A TOURISM leader in North Wales has slammed Airbnb for its “cynical support” for a Welsh Government plan to tax the industry.

Jim Jones, the chief executive of North Wales Tourism, described the plan to impose the controversial Tourism Tax as a “flawed idea”.

Airbnb have said they back the idea and that they want to work with the Welsh Government in a bid to tackle so-called “over tourism”.

Mr Jones said any additional levy would be counterproductive and deter visitors from coming to North Wales and play to the “anti-visitor mantra”.

With Covid restrictions being eased, the last thing that was needed was a tax that would encourage “staycationers” to go to other parts of the UK instead.

“Instead of the Welsh Government prioritising the recovery and optimistically talking growth, such as a one per cent increase in tourism spend which would add an extra £20m to the economy, we find ourselves back to 2017 when the then Finance Minister Mark Drakeford was trying to push through four new taxes, one being tourism tax," he said.

“We told him then as we tell him now, this is not welcomed by the majority of the industry.

“It is counterproductive and will damage our economic performance, brand and prospects.

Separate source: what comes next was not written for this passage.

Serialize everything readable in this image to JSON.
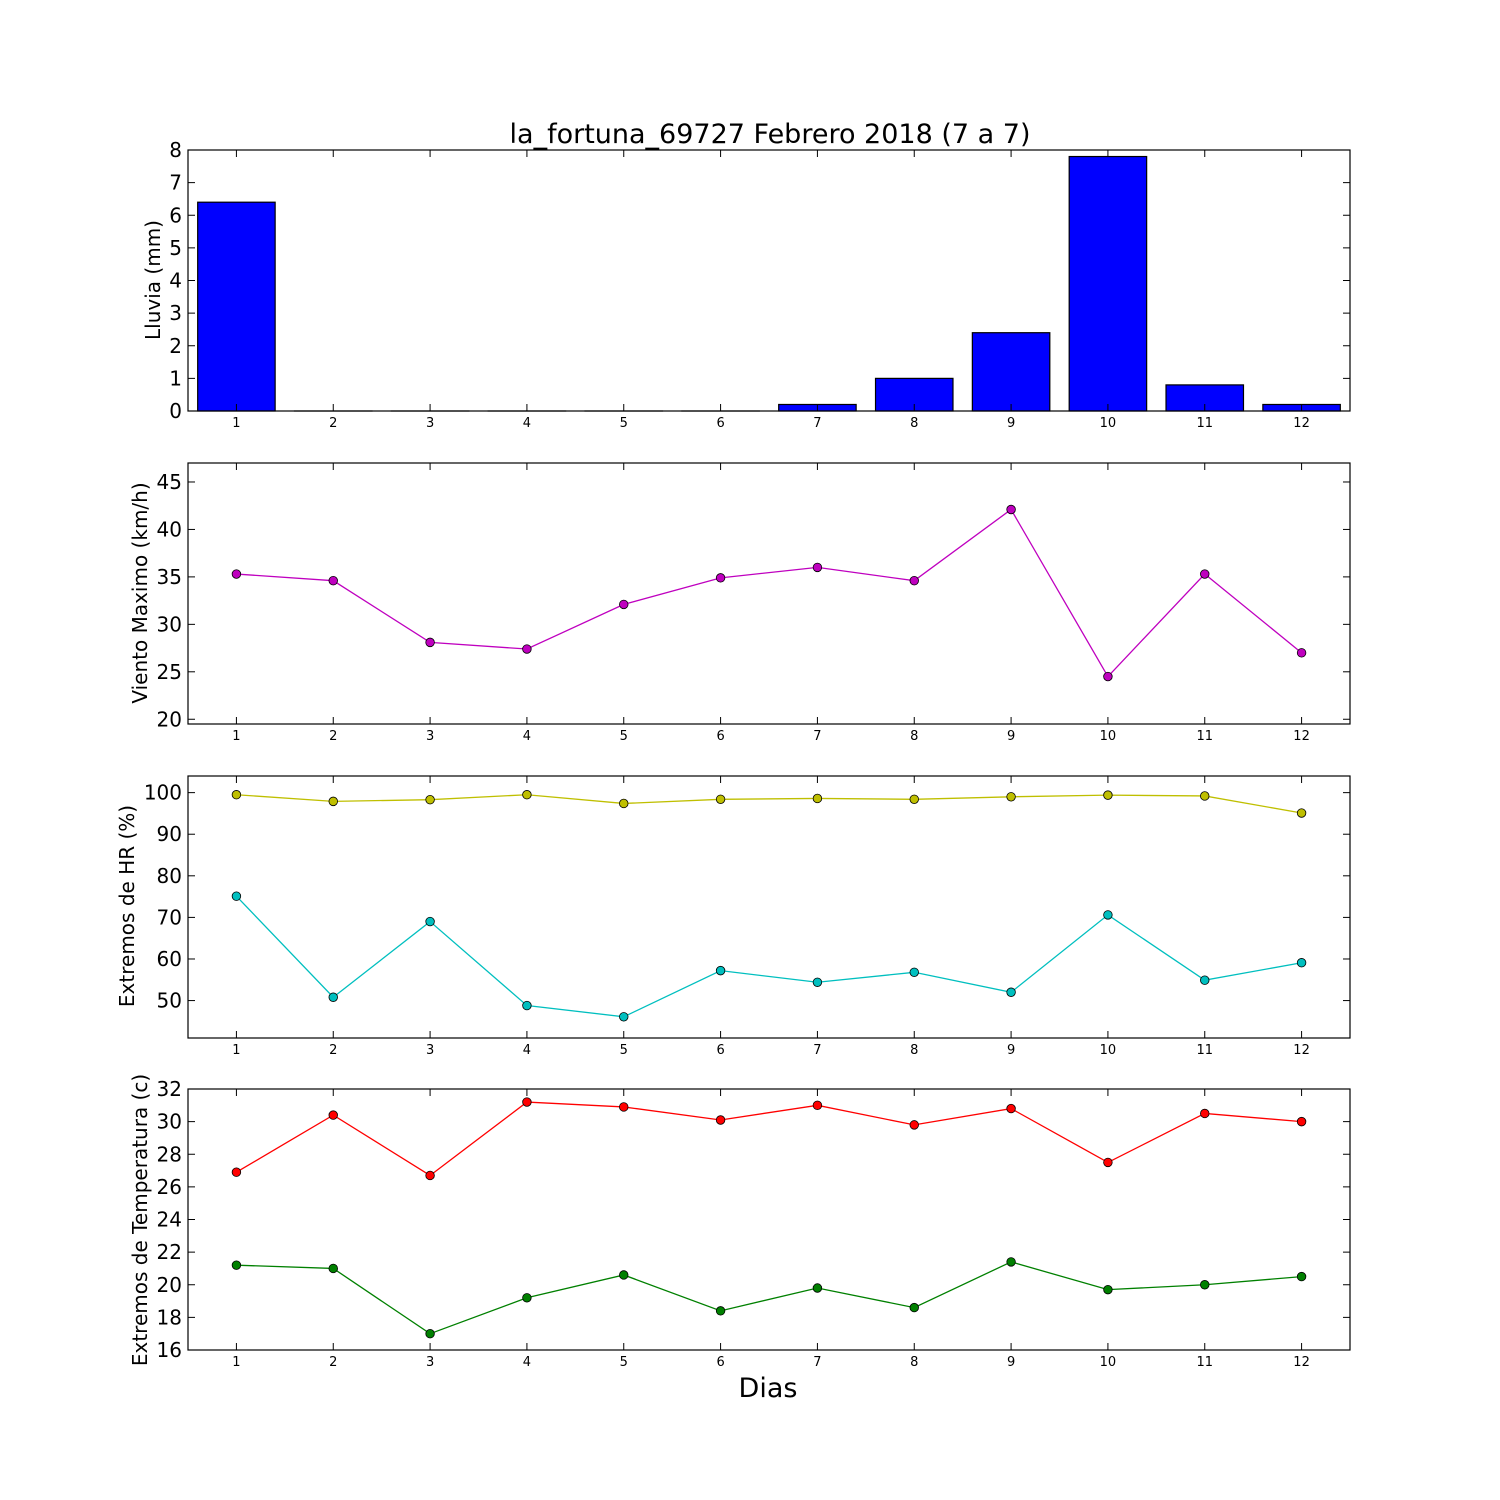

It will also increase social exclusion, undermine policies to create a healthier and more active Wales, limit opportunities for economic growth in Welsh-speaking heartlands and disproportionately impact those least able to afford to take a holiday.

“It is extremely insensitive that the Welsh Government are talking about this and could not have come at a worse time for our industry, raising the subject knowing full well it will play into the anti-visitor mantra.

“Welsh tourism and hospitality businesses pay business rates to Welsh Government, revenue all generated through visitor spend and so already a tax on tourism spend.

“In my view the whole tourism tax model is flawed in Wales as local authorities already get an enhanced grant towards increased visitor numbers."

Mr Jones said he was also "very disappointed" that Airbnb had voiced support for the plan.

“They are not on a level playing field with our serviced accommodation sector, there is a statutory misalignment - whereby many Airbnb hosts can have no business insurance nor public liability insurance, have no responsibility to test electronic equipment and can freely dispose of waste through their local authority as if domestic tenants," he said.

“A majority of Airbnb owners are not registered for business rates and are unregulated, so how on earth would they propose to ensure compliance?"